Basically I have two numpy arrays which are the same size, lets say:

import numpy as np

a = np.array([0, 3, 1, 2, 5])
b = np.array([1, 3, 8, 7, 8])

And if I delete the 2 lowest numbers in NumPy array a but also want to delete the corresponding indexes in b -- how would I go about this?

Desired Result of print(a),print(b) after deleting:

[3, 2, 5] 
[3, 7, 8]

Answer 1

First you need to find the index of the minimum, and then remove that value in both lists. The following should work, where steps refers to the number of elements you want to remove.

steps = 2
for i in range(steps):
    index = np.where(a == min(a))
    np.delete(a, index)
    np.delete(b, index)

Answer 2

You can use numpy.argsort to get the sorted indices of a particular array (by default, in ascending order).
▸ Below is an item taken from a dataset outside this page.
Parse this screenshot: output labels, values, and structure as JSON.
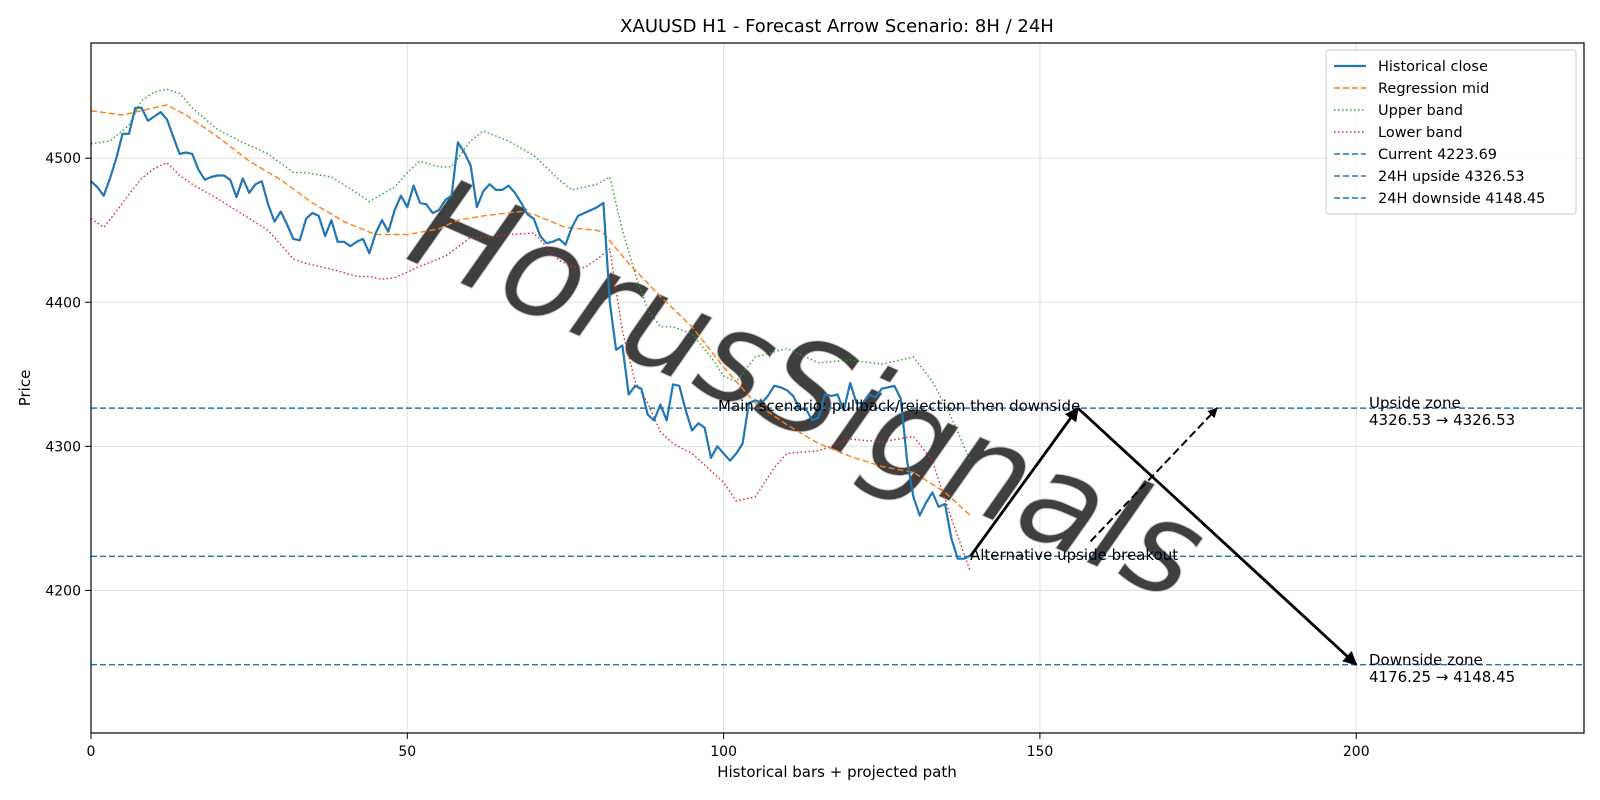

Remove the first n indices and then sort the indices using sorted:

n = 2
indx = sorted(np.argsort(a)[n:])

Use indx to mask both the arrays.

Example:

# Generate sample arrays
b = np.arange(7)
a = np.random.choice(b, size = b.size, replace = False)

# b = [0 1 2 3 4 5 6], a = [3 6 0 4 2 5 1]

# Generate indices
n = 2
indx = sorted(np.argsort(a)[n:])

# Mask
>>> b[indx]
[0 1 3 4 5]
>>> a[indx]
[3 6 4 2 5]

Hope this helps.

Answer 3

Here's a basic method that uses pop() and enumerate():

a = [0, 3, 1, 2, 5]
b = [1, 3, 8, 7, 8]

count = 0
for i,v in enumerate(a): # For index, value in a...
    if v == min(a) and count < 2: # If the value from that iteration is the smallest number and the amount of numbers removed so far is less than 2...
        a.pop(i)
        b.pop(i)
        count += 1

print(a)
print(b)

Output:

[3, 2, 5]
[3, 7, 8]

Answer 4

Try numpy delete method, to delete elements by index.

import numpy as np

a = np.array([1, 2, 3, 4, 5, 6, 7, 8, 9])
index = [2, 3, 6]

new_a = np.delete(a, index)